Financial Times Editorial Comment: Murdoch attempts to weaken Google

Financial Times Editorial Comment: Murdoch attempts to weaken Google
Copyright The Financial Times Limited 2009
Published: November 24 2009 19:47 | Last updated: November 24 2009 19:47
http://www.ft.com/cms/s/0/51b55568-d931-11de-b2d5-00144feabdc0.html


Rupert Murdoch’s effort to change the economics of the internet by stopping Google linking to stories in his newspapers looks, at first glance, like an act of self-destruction. That is how News Corp’s negotiations on a deal to favour Microsoft’s search engine Bing instead is viewed by many rivals and technology experts.

On closer inspection, however, Mr Murdoch’s initiative has an intriguing logic for other media groups facing the market power of Google. It may not achieve his desired result but it indicates how little he has to lose in revenue terms by experimenting.

Most publishers, including newspapers, have so far made their stories available free online. Their strategy has been to make up for lost revenues from print subscriptions by gaining larger audiences online.

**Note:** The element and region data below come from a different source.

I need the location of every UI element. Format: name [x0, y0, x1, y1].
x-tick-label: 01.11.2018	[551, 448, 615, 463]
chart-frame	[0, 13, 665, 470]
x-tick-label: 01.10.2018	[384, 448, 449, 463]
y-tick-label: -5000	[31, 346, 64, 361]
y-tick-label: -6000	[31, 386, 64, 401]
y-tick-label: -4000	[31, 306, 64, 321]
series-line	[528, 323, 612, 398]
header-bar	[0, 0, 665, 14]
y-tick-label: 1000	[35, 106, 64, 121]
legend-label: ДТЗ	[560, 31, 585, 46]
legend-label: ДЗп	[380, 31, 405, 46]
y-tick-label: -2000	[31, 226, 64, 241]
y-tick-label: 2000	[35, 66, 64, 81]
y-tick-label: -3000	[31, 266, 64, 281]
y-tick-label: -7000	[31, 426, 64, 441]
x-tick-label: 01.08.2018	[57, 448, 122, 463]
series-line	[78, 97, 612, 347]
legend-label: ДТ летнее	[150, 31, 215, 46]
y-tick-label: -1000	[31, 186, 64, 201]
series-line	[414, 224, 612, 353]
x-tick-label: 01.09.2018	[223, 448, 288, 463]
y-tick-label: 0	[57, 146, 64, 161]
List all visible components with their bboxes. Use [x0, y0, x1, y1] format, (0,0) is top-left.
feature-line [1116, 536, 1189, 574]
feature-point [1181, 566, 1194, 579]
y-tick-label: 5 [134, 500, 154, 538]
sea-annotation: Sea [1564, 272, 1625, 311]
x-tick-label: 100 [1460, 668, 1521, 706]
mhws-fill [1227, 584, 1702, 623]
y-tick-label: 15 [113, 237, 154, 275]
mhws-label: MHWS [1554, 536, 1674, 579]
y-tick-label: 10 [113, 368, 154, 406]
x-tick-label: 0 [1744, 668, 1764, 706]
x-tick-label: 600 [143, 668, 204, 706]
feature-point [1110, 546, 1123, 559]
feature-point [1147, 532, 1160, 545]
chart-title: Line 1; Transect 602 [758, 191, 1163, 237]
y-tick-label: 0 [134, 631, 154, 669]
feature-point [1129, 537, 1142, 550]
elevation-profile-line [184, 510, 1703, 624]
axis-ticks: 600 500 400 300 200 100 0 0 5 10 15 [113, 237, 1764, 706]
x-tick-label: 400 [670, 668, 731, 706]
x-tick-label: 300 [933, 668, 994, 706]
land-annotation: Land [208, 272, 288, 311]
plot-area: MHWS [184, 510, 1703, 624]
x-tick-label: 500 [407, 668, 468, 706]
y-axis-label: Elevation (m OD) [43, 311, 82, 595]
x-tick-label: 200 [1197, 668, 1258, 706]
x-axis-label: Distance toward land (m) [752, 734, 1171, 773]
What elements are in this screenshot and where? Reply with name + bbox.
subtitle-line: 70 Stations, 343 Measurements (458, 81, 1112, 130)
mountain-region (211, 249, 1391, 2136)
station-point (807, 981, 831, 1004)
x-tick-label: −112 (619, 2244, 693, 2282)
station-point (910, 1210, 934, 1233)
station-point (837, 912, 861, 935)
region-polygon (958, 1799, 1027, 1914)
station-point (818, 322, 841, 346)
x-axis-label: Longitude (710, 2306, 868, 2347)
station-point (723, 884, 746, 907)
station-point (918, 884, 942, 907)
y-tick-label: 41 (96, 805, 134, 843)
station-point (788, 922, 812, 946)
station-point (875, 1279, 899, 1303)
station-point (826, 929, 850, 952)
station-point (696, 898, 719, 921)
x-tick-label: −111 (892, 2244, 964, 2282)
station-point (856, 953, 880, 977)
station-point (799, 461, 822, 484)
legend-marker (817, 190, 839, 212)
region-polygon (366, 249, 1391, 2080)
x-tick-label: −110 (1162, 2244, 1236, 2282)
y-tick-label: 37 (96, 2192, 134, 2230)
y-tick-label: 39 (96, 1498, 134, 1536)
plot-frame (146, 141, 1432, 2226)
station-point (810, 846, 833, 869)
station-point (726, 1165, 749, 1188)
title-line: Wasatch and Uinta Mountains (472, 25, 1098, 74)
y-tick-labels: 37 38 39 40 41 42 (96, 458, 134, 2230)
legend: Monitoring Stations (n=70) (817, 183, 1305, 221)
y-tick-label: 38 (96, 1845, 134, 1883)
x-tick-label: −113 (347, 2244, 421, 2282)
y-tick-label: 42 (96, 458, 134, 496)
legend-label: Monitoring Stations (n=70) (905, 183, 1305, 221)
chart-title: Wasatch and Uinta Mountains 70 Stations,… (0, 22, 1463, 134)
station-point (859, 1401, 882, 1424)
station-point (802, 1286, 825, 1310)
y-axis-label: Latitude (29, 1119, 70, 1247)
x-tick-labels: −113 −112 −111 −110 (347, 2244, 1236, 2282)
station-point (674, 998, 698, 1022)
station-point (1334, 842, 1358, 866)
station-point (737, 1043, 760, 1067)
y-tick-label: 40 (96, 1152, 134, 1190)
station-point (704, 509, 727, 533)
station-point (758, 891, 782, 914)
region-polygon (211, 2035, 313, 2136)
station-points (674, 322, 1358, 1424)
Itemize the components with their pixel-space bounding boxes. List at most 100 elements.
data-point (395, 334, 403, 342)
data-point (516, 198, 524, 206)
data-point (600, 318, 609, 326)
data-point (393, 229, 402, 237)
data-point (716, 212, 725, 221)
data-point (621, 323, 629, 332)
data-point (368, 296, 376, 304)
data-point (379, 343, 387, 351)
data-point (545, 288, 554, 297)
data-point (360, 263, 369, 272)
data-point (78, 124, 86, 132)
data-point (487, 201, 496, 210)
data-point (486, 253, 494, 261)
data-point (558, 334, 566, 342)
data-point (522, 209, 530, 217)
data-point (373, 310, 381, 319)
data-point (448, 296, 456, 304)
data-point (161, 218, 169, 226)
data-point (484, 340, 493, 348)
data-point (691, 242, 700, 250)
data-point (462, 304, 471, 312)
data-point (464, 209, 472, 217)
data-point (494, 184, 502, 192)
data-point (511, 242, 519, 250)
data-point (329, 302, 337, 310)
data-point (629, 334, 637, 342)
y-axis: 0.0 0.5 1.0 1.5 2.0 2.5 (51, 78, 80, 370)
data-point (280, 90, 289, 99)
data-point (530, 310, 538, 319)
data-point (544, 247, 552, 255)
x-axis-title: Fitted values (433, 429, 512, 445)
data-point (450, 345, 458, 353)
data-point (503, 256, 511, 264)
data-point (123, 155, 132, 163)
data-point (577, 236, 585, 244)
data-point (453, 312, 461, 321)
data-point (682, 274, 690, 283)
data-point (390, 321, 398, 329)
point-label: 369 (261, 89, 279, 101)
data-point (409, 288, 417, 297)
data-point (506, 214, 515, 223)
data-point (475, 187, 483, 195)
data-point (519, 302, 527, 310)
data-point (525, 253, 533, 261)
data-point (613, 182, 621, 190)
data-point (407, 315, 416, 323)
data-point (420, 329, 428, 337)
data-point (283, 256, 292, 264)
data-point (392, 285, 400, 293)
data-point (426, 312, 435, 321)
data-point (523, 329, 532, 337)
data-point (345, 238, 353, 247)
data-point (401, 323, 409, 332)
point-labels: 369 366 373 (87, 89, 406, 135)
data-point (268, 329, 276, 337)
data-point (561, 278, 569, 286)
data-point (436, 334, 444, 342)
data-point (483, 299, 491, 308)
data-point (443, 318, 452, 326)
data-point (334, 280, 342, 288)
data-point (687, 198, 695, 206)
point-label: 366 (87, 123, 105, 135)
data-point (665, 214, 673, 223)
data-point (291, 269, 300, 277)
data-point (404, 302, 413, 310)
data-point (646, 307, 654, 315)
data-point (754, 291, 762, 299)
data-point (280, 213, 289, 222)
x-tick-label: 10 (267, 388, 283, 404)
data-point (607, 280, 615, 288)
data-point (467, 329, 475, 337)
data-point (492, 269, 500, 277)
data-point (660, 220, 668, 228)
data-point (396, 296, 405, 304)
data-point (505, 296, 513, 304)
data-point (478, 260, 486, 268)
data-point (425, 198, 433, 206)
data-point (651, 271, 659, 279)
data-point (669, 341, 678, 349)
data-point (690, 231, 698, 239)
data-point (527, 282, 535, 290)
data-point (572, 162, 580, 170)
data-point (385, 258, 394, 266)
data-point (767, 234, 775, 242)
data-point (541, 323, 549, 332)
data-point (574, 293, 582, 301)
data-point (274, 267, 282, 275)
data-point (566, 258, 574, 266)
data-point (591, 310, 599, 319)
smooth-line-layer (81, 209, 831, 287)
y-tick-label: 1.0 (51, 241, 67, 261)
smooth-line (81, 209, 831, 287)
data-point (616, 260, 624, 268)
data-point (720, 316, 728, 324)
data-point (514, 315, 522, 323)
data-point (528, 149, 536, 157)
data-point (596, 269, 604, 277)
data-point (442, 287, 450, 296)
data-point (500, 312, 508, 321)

The Guardian newspaper, for example, now reaches 30m unique users a month.

Part of the strategy has been to achieve high rankings on Google and news aggregators so that people are drawn to them. This is what Jeff Jarvis, a professor at City University of New York, commends as “the link economy”.

Newspapers, however, face the painful reality that, while traffic from search engines is valuable in marketing terms, it has not produced the revenue for which they hoped. Online advertising rates are falling because of the mass of content on the web, and advertisers do not reward random clicks.

Some 23 per cent of traffic to the online Wall Street Journal, Mr Murdoch’s flagship property, comes through Google and yet it probably brings in the low millions of dollars of advertising revenue. Mr Murdoch, having considered this financial reality, hopes that Microsoft will offer more.

His battle is part of a bigger contest over the future of newspapers online. Only the Journal and the Financial Times have so far managed to charge their readers online, although the New York Times is again considering it, and The Times is in the forefront of Mr Murdoch’s efforts to charge.

News is far from the online form of content that draws people to use search engines, so Microsoft is in a stronger bargaining position than News Corp. Yet even Mr Murdoch’s rivals should welcome his attempt to shake things up.

No one can predict what combination of subscription revenues and advertising publishers will be able to attract, and how many of them will survive the digital shake-out. It is clear, however, that they cannot rely on Google alone for their salvation.